Two children grow up in a home where the mother physically and emotionally abuses and neglects them. Their father is a spineless character who cares about them, but is more concerned with maintaining his relationship with his wife than with protecting them. The son rebels against his upbringing by rejecting everything about the way he was raised, becomes a Mormon, and moves west. The daughter lives up to her mother’s negative expectations. She drinks, uses drugs, dresses outrageously, and is promiscuous. The daughter, Suzanna, has a smart mouth and has learned to cope with her mother by putting on an act of being just as rotten as her mother.
Unlike her mother, Suzanna doesn’t turn her hurt and disappointment toward her child when she learns she is pregnant. Neither does she choose to marry someone she cares nothing about. At first, she considers abortion the easiest solution to the unplanned pregnancy, but discovers she can’t go through with it.
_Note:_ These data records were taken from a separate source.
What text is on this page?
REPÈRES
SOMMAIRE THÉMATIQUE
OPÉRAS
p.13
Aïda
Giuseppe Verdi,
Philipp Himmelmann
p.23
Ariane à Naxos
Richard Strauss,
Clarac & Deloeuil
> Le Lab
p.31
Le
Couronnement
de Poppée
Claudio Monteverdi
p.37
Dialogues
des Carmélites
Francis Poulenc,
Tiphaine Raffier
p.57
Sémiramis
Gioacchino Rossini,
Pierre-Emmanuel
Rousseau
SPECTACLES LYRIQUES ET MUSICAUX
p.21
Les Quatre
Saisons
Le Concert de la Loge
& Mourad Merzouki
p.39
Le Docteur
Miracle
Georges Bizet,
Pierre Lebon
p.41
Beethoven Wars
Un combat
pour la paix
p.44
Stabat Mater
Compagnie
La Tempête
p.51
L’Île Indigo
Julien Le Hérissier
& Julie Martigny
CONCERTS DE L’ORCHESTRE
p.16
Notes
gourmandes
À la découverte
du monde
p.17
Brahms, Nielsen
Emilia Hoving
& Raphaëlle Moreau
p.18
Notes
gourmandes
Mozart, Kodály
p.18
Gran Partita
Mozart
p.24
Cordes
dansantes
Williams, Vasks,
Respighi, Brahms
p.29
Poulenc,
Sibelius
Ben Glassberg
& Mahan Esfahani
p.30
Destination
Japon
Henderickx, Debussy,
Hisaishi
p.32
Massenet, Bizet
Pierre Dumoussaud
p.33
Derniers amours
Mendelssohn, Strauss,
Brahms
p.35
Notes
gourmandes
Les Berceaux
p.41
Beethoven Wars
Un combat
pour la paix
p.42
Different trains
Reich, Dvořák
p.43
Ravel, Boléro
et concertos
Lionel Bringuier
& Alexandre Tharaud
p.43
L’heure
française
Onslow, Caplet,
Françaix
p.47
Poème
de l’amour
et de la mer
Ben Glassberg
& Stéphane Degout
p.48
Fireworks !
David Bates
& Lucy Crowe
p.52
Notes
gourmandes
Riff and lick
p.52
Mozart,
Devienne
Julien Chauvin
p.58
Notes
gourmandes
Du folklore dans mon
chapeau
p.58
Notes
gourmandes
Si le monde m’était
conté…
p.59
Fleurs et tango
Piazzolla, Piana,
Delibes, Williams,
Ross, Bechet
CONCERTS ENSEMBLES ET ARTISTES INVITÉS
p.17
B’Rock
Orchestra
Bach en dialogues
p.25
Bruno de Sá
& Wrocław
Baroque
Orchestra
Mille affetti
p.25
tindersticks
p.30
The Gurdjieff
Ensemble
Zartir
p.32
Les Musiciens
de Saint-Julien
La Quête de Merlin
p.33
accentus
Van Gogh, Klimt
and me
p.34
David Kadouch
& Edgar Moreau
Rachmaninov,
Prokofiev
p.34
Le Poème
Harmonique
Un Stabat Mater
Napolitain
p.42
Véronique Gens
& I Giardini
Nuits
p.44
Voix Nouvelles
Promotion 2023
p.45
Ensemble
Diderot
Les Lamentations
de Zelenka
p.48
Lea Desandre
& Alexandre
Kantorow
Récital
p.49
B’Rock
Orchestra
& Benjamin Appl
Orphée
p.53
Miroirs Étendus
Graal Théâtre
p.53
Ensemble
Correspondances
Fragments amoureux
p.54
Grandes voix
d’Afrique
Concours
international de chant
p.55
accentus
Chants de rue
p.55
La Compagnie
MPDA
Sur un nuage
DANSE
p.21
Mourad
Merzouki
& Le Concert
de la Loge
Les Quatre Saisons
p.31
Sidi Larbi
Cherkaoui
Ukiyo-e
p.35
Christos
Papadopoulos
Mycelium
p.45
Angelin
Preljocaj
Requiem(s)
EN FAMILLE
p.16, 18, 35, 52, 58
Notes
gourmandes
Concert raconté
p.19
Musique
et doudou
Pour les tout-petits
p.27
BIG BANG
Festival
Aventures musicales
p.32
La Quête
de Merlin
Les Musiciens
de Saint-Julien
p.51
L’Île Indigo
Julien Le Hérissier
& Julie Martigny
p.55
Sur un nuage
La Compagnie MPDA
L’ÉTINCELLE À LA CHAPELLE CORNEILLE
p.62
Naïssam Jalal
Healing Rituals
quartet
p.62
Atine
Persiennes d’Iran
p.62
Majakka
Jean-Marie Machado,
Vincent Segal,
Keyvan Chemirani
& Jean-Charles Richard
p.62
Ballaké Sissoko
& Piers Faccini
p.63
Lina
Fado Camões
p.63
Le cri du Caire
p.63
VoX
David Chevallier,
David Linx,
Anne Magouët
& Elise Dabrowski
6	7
Because she doesn’t have the abortion, her mother throws her out. Soon without a car, a job, or a place to live, she purchases a bus ticket and heads west to find her brother. On the way, she meets an unusual young man who isn’t put off by her behavior, appearance, or wisecracks.
Suzanna isn’t the kind of girl Rion always expected to some day fall in love with, but he can’t help being drawn to her. He’s convinced he just wants to be her friend and help her with the problems she faces. He’s not about to settle for anything less than a temple marriage and Suzanna definitely isn’t temple-ready. Friendship is all Suzanna wants as well. She has no intention of becoming a Mormon like Rion and her brother Sam-Halo. All that goody-good stuff isn’t for her. Funny how life doesn’t work out the way one plans.
Julie Wright has written the best book I’ve read yet about a young woman who must make agonizing decisions concerning the fate of her unplanned and unborn child. Suzanna Quincy is a character that in less skilled hands would be hard to like, but Wright manages to walk that thin line that separates the sin from the sinner, leaving the reader feeling sympathetic toward Suzanna while abhorring the people and choices that place her in a position where she must make irrevocable decisions. My Not-So-Fairy-Tale Life is an excellent book for teenagers and their parents both to read.
The plot is well-developed, the characters are fleshed out well and are believable, and the information and details concerning abortion, single parenting, and the LDS Social Services placement program are well-researched. Wright successfully switches her characters’ focus from what they think they want to what is best for the baby.
Suzanna’s background is a little extreme and not really typical of the young women who turn to LDS Social Services for help, but she is believable and she shares many traits with real women who find themselves in a position similar to hers. The title and the dandelions on the cover are a little misleading, suggesting something light and casual. Though Wright’s style is modern and suggestive of Chic Lit, this story isn’t treated casually, nor is it the light-hearted feminist fun of that genre. It isn’t heavy or preachy either. It is an absorbing, thought-provoking story, filled with sound information.
Definitely two thumbs up for My Not-So-Fairy-Tale Life.